For the first time in years, the Grammys had a chance to reverse their inconsequential and hopelessly unhip pattern of recognizing expired radio trends and jumping on pop culture bandwagons. Forget the first two hours of the show, which were dominated by Bono's arrogant ramblings and the Destiny Children's midriffs. The big drama that could have vindicated this irrelevant studio-horse awards show was the battle over album of the year.
The Grammys had not one chance, but three: Radiohead's Kid A, Eminem's Marshall Mathers LP, and Beck's Midnite Vultures were all nominated.
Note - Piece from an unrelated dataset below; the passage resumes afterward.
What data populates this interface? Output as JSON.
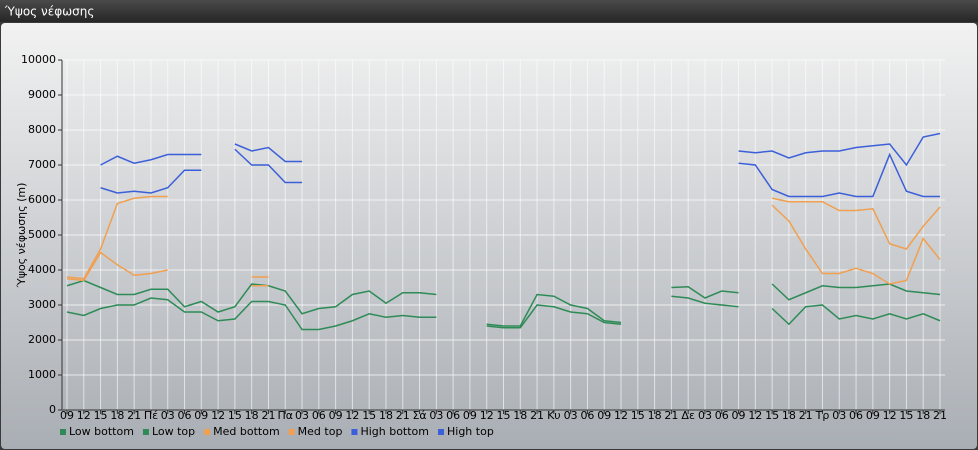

Kid A stands as one of the most astounding and pioneering rock albums in recent memory. Eminem's music is pure cultural warfare, conflating issues of censorship, racism, domestic violence and media influence in a masterful combination of rage and artful expression. And then there's Beck-'nuff said.
So what statement was the show going to make? Judging by the industry president's "music is rebellion" speech and Eminem's climactic performance of "Stan," all bets were on Slim Shady. What type of statement would we get: revolutionary, irreverent or provocative?
Instead, the show went tuck tail and run, tossing the award to Steely Dan in a cowardly and atavistic refusal to recognize progressive music. We're sure the band's Two Against Nature is a fine record, but this was an important year in music history, and for the Grammys to ignore all three albums invalidates artists who push the boundaries of popular music today.